Contudo, acabou que a jovem passou novamente por problemas profissionais e de cunho financeiro, os quais intensificaram suas crises de ansiedade e depressão. Foi então que ela pediu ajuda na rede pública.

“As situações profissionais, para mim, foram os principais responsáveis por desencadear as minhas crises. Desde quando comecei o tratamento, há quatro anos, até hoje. Tudo começou quando sofri assédio moral no trabalho”, ressalta a jovem.

Ao lado de um amigo, ela foi até um Caps diretamente. No local, conversou com uma assistente social, que disse que a unidade era para casos mais severos, como dependência química e tentativas de suicídio.

“Ela me fez um encaminhamento para uma unidade de saúde, e a partir de lá eu agendaria uma consulta e levaria um tempo para iniciar o processo. Aí eu acabei desistindo de ir e optei recentemente por marcar uma consulta particular, fazendo esse sacrifício financeiro para voltar a me medicar”, detalha a esportista.

Em tratamento há cerca de cinco anos, uma jornalista começou a ter acompanhamento após passar por muitas crises de pânico.
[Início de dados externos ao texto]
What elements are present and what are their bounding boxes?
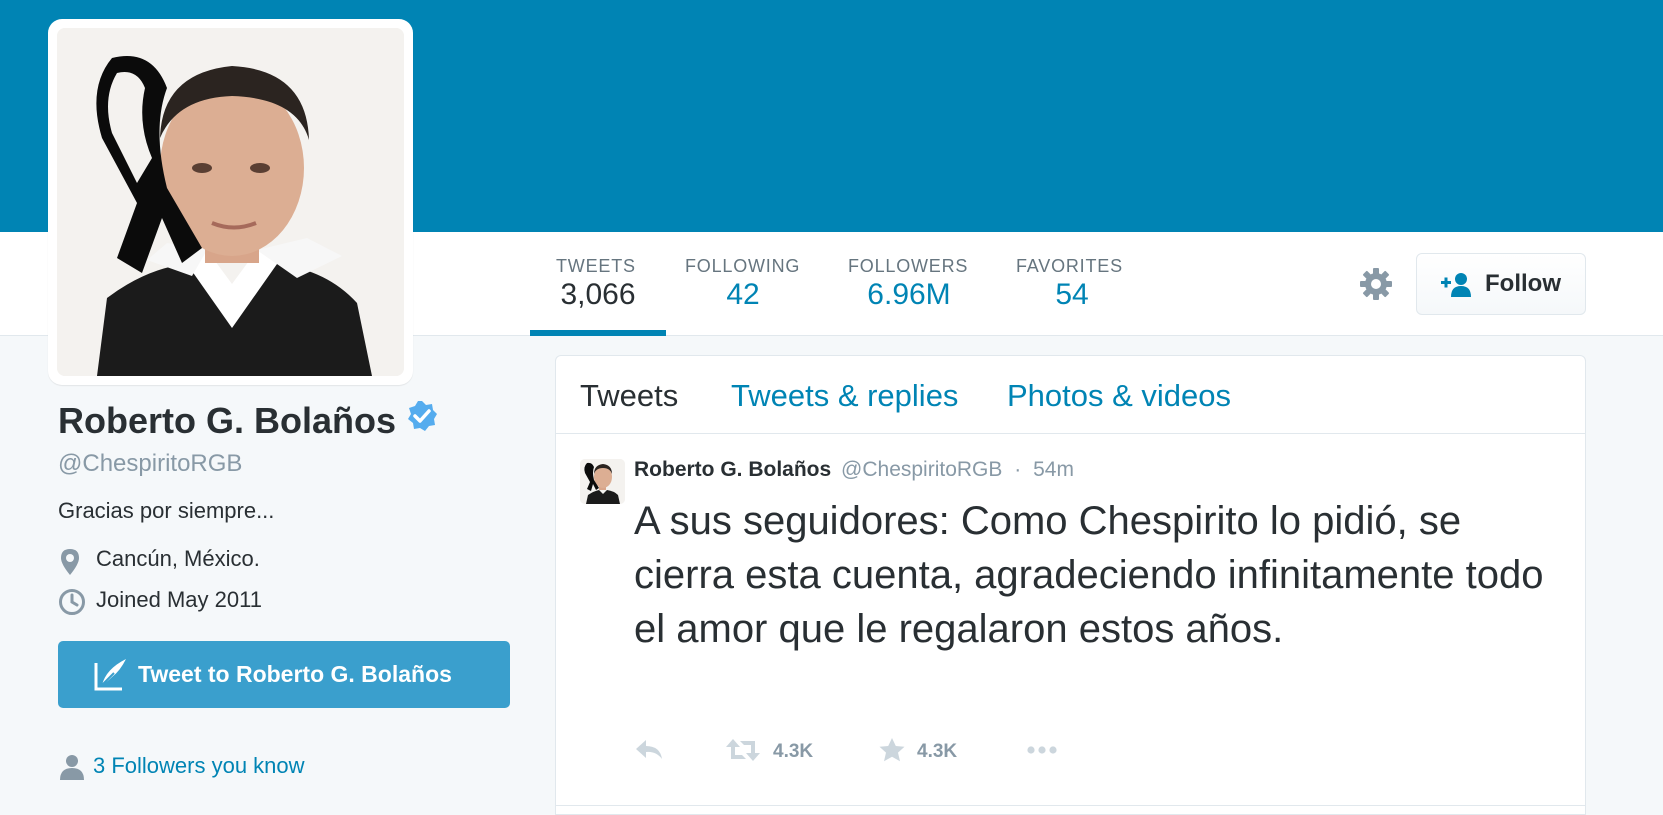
retweet-icon	[726, 739, 760, 761]
tweet[interactable]: Roberto G. Bolaños @ChespiritoRGB · 54m …	[556, 434, 1585, 806]
tweet-avatar[interactable]	[580, 459, 625, 504]
compose-quill-icon	[94, 659, 126, 691]
stat-label: TWEETS	[556, 256, 636, 276]
profile-name-row: Roberto G. Bolaños	[58, 400, 438, 442]
verified-badge-icon	[406, 400, 438, 437]
location-pin-icon	[61, 549, 79, 575]
profile-avatar[interactable]	[48, 19, 413, 385]
stat-tweets[interactable]: TWEETS 3,066	[530, 232, 666, 336]
stat-label: FAVORITES	[1016, 256, 1123, 276]
more-options-icon[interactable]	[1024, 737, 1060, 768]
add-user-icon	[1441, 273, 1471, 297]
favorite-count: 4.3K	[917, 741, 958, 762]
star-icon	[879, 738, 905, 762]
reply-icon[interactable]	[634, 737, 664, 768]
user-icon	[60, 755, 84, 780]
gear-icon[interactable]	[1358, 266, 1394, 302]
tab-tweets-replies[interactable]: Tweets & replies	[731, 378, 958, 414]
location-text[interactable]: Cancún, México.	[96, 546, 260, 572]
profile-name[interactable]: Roberto G. Bolaños	[58, 400, 396, 441]
tweet-author-handle[interactable]: @ChespiritoRGB	[841, 458, 1002, 481]
stat-label: FOLLOWING	[685, 256, 801, 276]
follow-button[interactable]: Follow	[1416, 253, 1586, 315]
stat-favorites[interactable]: FAVORITES 54	[1016, 232, 1128, 336]
tweet-to-label: Tweet to Roberto G. Bolaños	[138, 661, 452, 687]
tweet-text: A sus seguidores: Como Chespirito lo pid…	[634, 499, 1544, 651]
tweet-separator: ·	[1014, 458, 1022, 481]
tweet-to-button[interactable]: Tweet to Roberto G. Bolaños	[58, 641, 510, 708]
tweet-timestamp[interactable]: 54m	[1033, 458, 1074, 481]
favorite-button[interactable]: 4.3K	[878, 737, 957, 768]
tab-photos-videos[interactable]: Photos & videos	[1007, 378, 1231, 414]
timeline-tabs: Tweets Tweets & replies Photos & videos	[556, 356, 1585, 434]
profile-bio: Gracias por siempre...	[58, 498, 275, 523]
timeline: Tweets Tweets & replies Photos & videos …	[555, 355, 1586, 815]
profile-handle[interactable]: @ChespiritoRGB	[58, 450, 242, 478]
stat-followers[interactable]: FOLLOWERS 6.96M	[848, 232, 970, 336]
profile-avatar-photo	[57, 28, 404, 376]
retweet-button[interactable]: 4.3K	[726, 737, 813, 768]
tweet-author-name[interactable]: Roberto G. Bolaños	[634, 458, 831, 481]
tweet-header: Roberto G. Bolaños @ChespiritoRGB · 54m	[634, 458, 1074, 482]
stat-value: 42	[726, 278, 760, 311]
stat-label: FOLLOWERS	[848, 256, 969, 276]
tab-tweets[interactable]: Tweets	[580, 378, 678, 414]
retweet-count: 4.3K	[773, 741, 814, 762]
joined-text: Joined May 2011	[96, 587, 262, 612]
stat-following[interactable]: FOLLOWING 42	[685, 232, 801, 336]
active-tab-indicator	[530, 330, 666, 336]
clock-icon	[59, 589, 85, 615]
follow-label: Follow	[1485, 270, 1561, 297]
stat-value: 54	[1055, 278, 1089, 311]
followers-you-know-text: 3 Followers you know	[93, 753, 305, 778]
stat-value: 6.96M	[867, 278, 951, 311]
stat-value: 3,066	[560, 278, 636, 311]
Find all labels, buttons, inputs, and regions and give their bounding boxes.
Desde criança, ela já apresentava sintomas como insônia e irritabilidade, mas nunca buscou ajuda.

Após terminar um relacionamento tóxico e viver a pressão da faculdade e do estágio, a jovem iniciou o tratamento.

“O meu primeiro atendimento no Caps foi em uma situação de emergência, quando entrei em crise e fui levada para lá pelo meu pai e minha irmã. Logo fui atendida, sem precisar ficar em fila nenhuma. Hoje eu vejo a diferença que o Caps fez para mim. Antes, eu fazia esse acompanhamento, mas não tinha um médico fixo, porque me tratava por meio de uma clínica popular, dependia de vaga disponível e consultava com quem tivesse horário”, salienta a jovem.

A jornalista pontua que no Caps faz seu tratamento com uma psiquiatra, que é acompanhada durante todo o processo e que já viu melhoras no tratamento de depressão, ansiedade e TOC.

Atualmente, ela relata que não tem mais crises como antigamente e que consegue identificar e trabalhar melhor suas oscilações de humor, além de também fazer sessões de terapia com uma psicóloga particular.